8. As regards the medical evidence, Mr Ahluwalia submitted that the failure of the FTTJ to take into account evidence (appellant's bundle, pages 35-53) of the appellant's counselling from July 2012 was an error of law.
9. He further submitted that the FTTJ had made findings of fact on credibility rather than making it part of the rounded assessment of all the evidence, including the medical evidence. Furthermore, the appellant's activities in the UK were at the crux of her appeal.
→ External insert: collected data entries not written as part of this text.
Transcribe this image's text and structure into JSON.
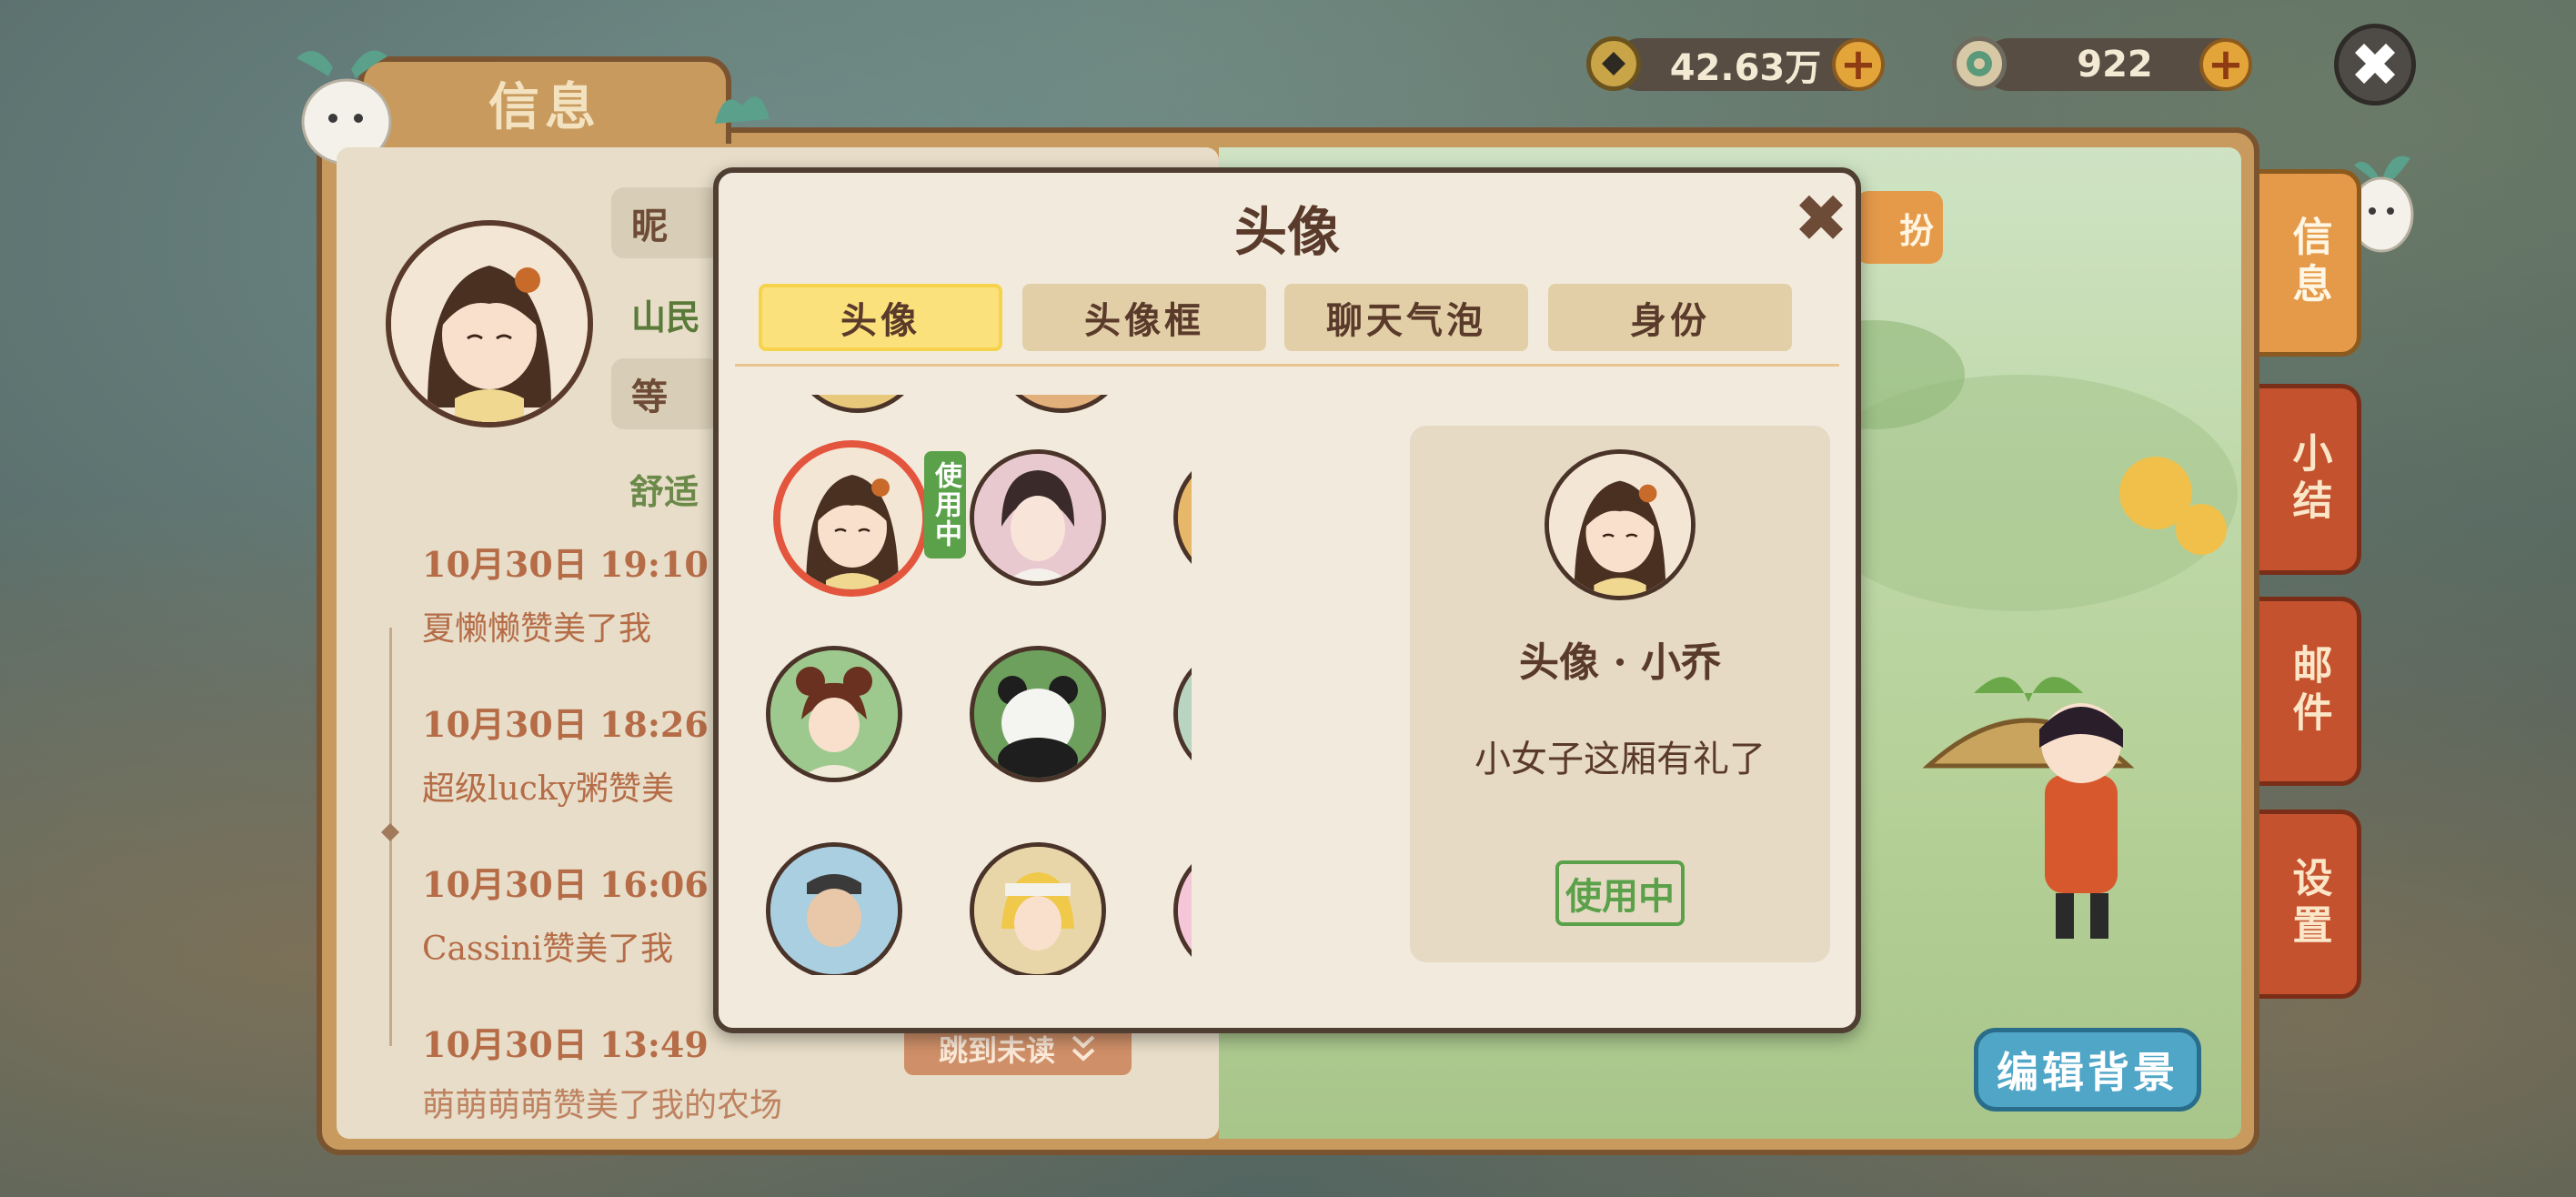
{
  "currency": {
    "coins": {
      "value": "42.63万",
      "icon": "coin-icon"
    },
    "jade": {
      "value": "922",
      "icon": "jade-coin-icon"
    },
    "add_symbol": "+"
  },
  "close_symbol": "✖",
  "window_title": "信息",
  "side_tabs": [
    {
      "label": "信息",
      "active": true
    },
    {
      "label": "小结",
      "active": false
    },
    {
      "label": "邮件",
      "active": false
    },
    {
      "label": "设置",
      "active": false
    }
  ],
  "profile": {
    "nickname_label": "昵",
    "role": "山民",
    "level_label": "等",
    "status": "舒适"
  },
  "feed": [
    {
      "date": "10月30日  19:10",
      "text": "夏懒懒赞美了我"
    },
    {
      "date": "10月30日  18:26",
      "text": "超级lucky粥赞美"
    },
    {
      "date": "10月30日  16:06",
      "text": "Cassini赞美了我"
    },
    {
      "date": "10月30日  13:49",
      "text": "萌萌萌萌赞美了我的农场"
    }
  ],
  "jump_unread": "跳到未读",
  "jump_icon": "double-chevron-down-icon",
  "dress_button": "扮",
  "edit_background": "编辑背景",
  "modal": {
    "title": "头像",
    "close": "✖",
    "tabs": [
      {
        "label": "头像",
        "active": true
      },
      {
        "label": "头像框",
        "active": false
      },
      {
        "label": "聊天气泡",
        "active": false
      },
      {
        "label": "身份",
        "active": false
      }
    ],
    "in_use_badge": "使用中",
    "avatars": [
      {
        "name": "avatar-girl-xiaoqiao",
        "selected": true,
        "in_use": true,
        "colors": [
          "#f3d5c3",
          "#5a3a2a"
        ]
      },
      {
        "name": "avatar-young-man",
        "selected": false,
        "in_use": false,
        "colors": [
          "#e9c9d0",
          "#3a2a2a"
        ]
      },
      {
        "name": "avatar-boy-warrior",
        "selected": false,
        "in_use": false,
        "colors": [
          "#e8b86a",
          "#2e2420"
        ]
      },
      {
        "name": "avatar-girl-buns",
        "selected": false,
        "in_use": false,
        "colors": [
          "#9ec98e",
          "#6a3020"
        ]
      },
      {
        "name": "avatar-panda",
        "selected": false,
        "in_use": false,
        "colors": [
          "#6da05c",
          "#1e1e1e"
        ]
      },
      {
        "name": "avatar-hooded-figure",
        "selected": false,
        "in_use": false,
        "colors": [
          "#b9d4c1",
          "#8fb09c"
        ]
      },
      {
        "name": "avatar-old-man",
        "selected": false,
        "in_use": false,
        "colors": [
          "#a9cfe0",
          "#e0c0a0"
        ]
      },
      {
        "name": "avatar-blonde-girl",
        "selected": false,
        "in_use": false,
        "colors": [
          "#e9d6a8",
          "#f0c84a"
        ]
      },
      {
        "name": "avatar-yellow-bird",
        "selected": false,
        "in_use": false,
        "colors": [
          "#f5c6d8",
          "#f4e04a"
        ]
      }
    ],
    "detail": {
      "name": "头像 · 小乔",
      "description": "小女子这厢有礼了",
      "status": "使用中"
    }
  }
}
10. Mr Ahluwalia concluded that these failures amounted to material errors of law. Mr Duffy indicated that he had did not challenge Mr Ahluwalia's submissions that the decision contained material errors of law.
Discussion
11. I share the analysis of the two representatives. I find that the FTTJ's decision contains material errors of law, particularly with regard to the assessment and treatment of the evidence of relevance to credibility, including the medical evidence. The FTTJ has failed to follow the guidance in Mibanga and R(B) and this infects his analysis of the appellant's credibility. That error is compounded by the FTTJ's failure to understand the appellant's case, particularly the impact of her sur place activities which he appears to treat as an afterthought in his analysis of the risk. It is also relevant in this context that he treats other factors (see paragraph 27) as the key triggers of the risk of persecution when it is the appellant's case that it is principally her sur place activities which put her at risk on return. There is insufficient reasoning as to why those activities would not "come close to triggering persecution by the Sri Lankan state".
12. Taken together, these errors undermine the reliability of the FTTJ's findings and render them unsustainable. None can be preserved. The decision must be set aside in its entirety. All parties were agreed, that in the circumstances, it was appropriate for the appeal to be considered and all matters decided afresh by the First-tier Tribunal.
Decision
13. The making of the decision of the First-tier Tribunal involved the making of an error on a point of law. The decision is set aside. The appeal is remitted to the First-tier Tribunal, to be dealt with afresh, pursuant to Section 12(2)(b)(i) of the Tribunal Courts and Enforcement Act 2007 and Practice Statement 7.2(v), before any judge aside from Judge Afako.
14. The anonymity direction made in the First-tier Tribunal is maintained.


A M Black
Deputy Upper Tribunal Judge Dated: 23 December 2015


Direction Regarding Anonymity - Rule 14 of the Tribunal Procedure (Upper Tribunal) Rules 2008
Unless and until a Tribunal or court directs otherwise, the appellant is granted anonymity. No report of these proceedings shall directly or indirectly identify him or any member of their family. This direction applies both to the appellant and to the respondent. Failure to comply with this direction could lead to contempt of court proceedings.